I used to come home from Girl Guides every week crying and my Mom made me go anyway for a full year. She thought I was being lazy. The women in charge didn’t like me and were very cruel, to quit my Mom actually made me phone them up and tell them myself. So maybe the OP’s parents thought she was just a quitter and wanted her to see it through. Or maybe they were dicks.

BillyMarch 24th, 2011 at 8:16 am

I used a different email, I’ve updated my email here now…

clever nameMarch 24th, 2011 at 10:58 am

Wow. I’m really sorry, I can’t believe parents let this stuff go on. Why have kids if you don’t want to protect them?

EllereMarch 24th, 2011 at 12:54 pm

“Why have kids if you don’t want to protect them?”

Fashion accessories? Because of peer/family pressure? Poor access to birth control? Illegal abortion?

Wait, was this rhetorical.

RitaMarch 24th, 2011 at 6:02 pm

$10 for doing 20 houses? that sounds more then fair.

I delivered papers as a kid too, I did approximately 300 houses. The papers were not delivered to me until after 10pm the night before. I then had to fold them (and bag them if it looked like rain) to be ready to deliver in the morning (my mum was awesome enough to help me do this).

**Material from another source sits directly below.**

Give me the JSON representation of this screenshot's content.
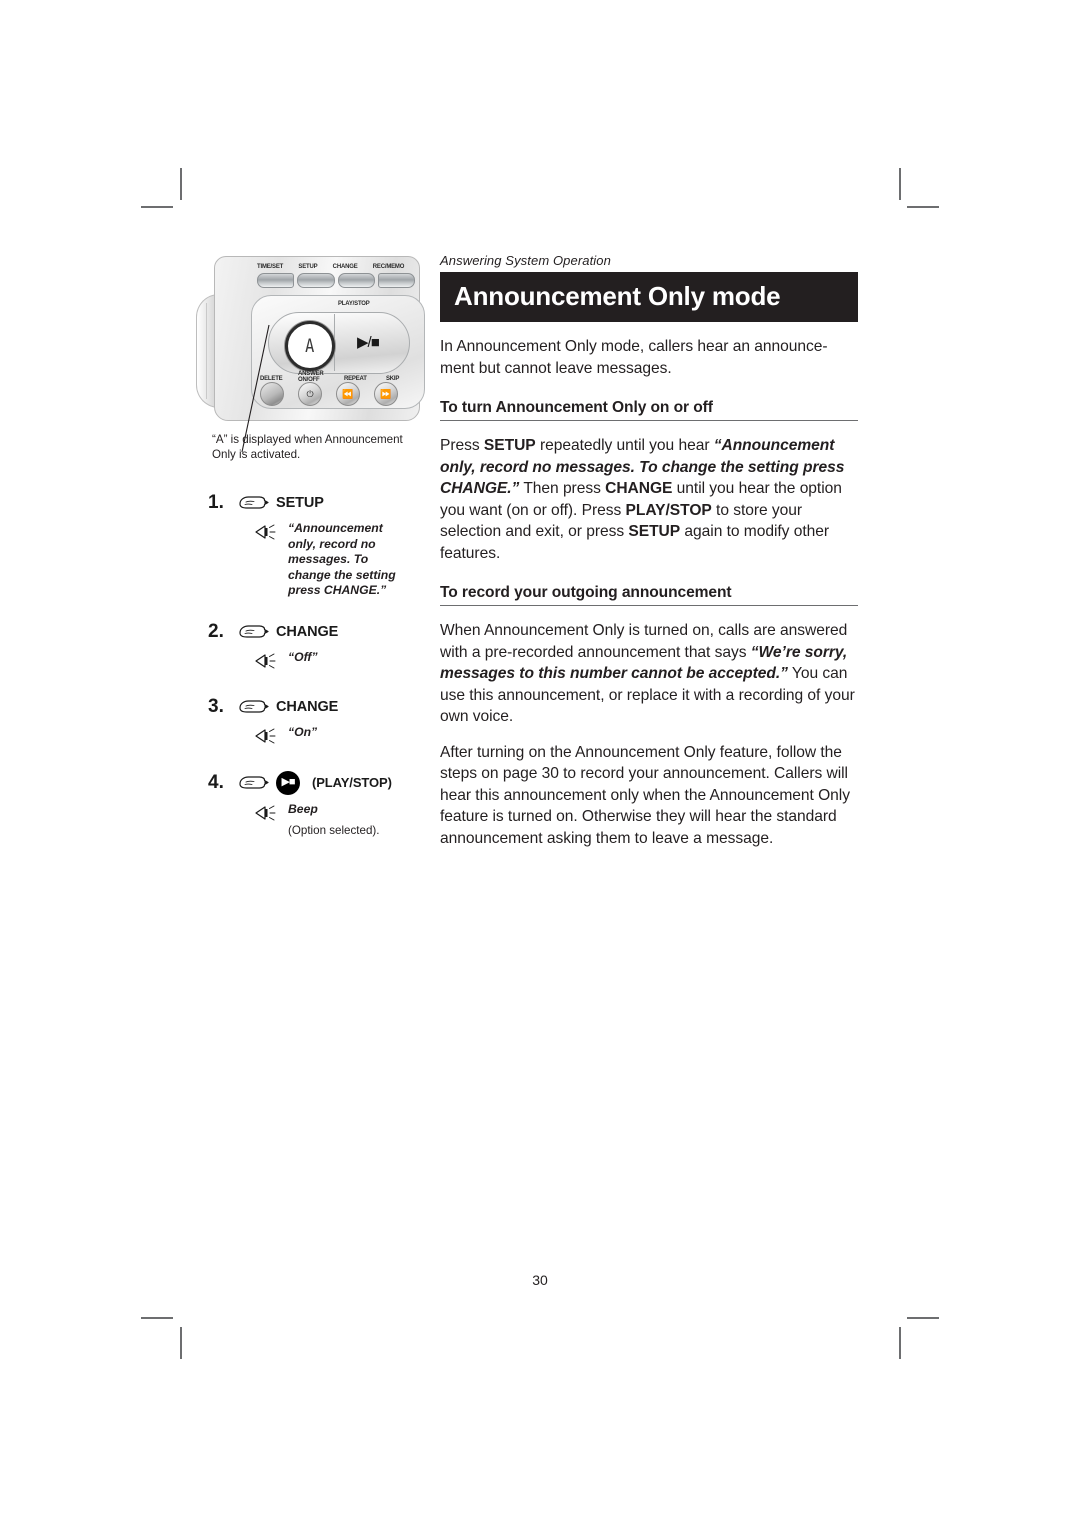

I would then be lugging around this MASSIVE pile of newspapers (i used to borrow mums laundry basket (which was on wheels) to do this as there were far to many to put in a backpack) and take them to peoples houses. They could NOT be thrown on the lawn / near peoples doors, they had to be put in the letter box/place for newspapers so riding a bike wouldn’t have really been an option even if it was a manageable pile of papers. The amount I was paid each week? $16. Which I split with my little brother as he helped me deliver them (since they all had to be delivered before 7am and it took approximately 3 hours to deliver them all on your own).

I agree that paper delivery is a bloody awful job.

:PMarch 25th, 2011 at 2:28 am

if you do work and get paid for it, it’s a job. op did work and got $$ however little. this story reminds me of my first job, for a lady who taught piano, i had to go up and post fliers on each door. the lady was mean, she called me stupid on my first day, i was aobut ten, becuz i didn’t know which street she meant becuz i was in unfamiliar neighborhoods. i was chased off by weirdos who yelled “git off mah property!” brandishing guns, and barking dogs. sadly, that ISN’T mvwj, oh no, it got a lot worse when I got older :P

NurseDreaMarch 25th, 2011 at 12:05 pm

I guess child labor laws are not in effect in this area.

YanMarch 25th, 2011 at 2:39 pm

NurseDrea : Child labor laws don’t apply to paper routes, they are the quintessential job you can have when you can’t legally have a real job.

Rita: 16$ a week for 3 hours a day? That averages to less than a dollar an hour – a bloody sweat shop rate. I guess the reason why people do them is to be seen above.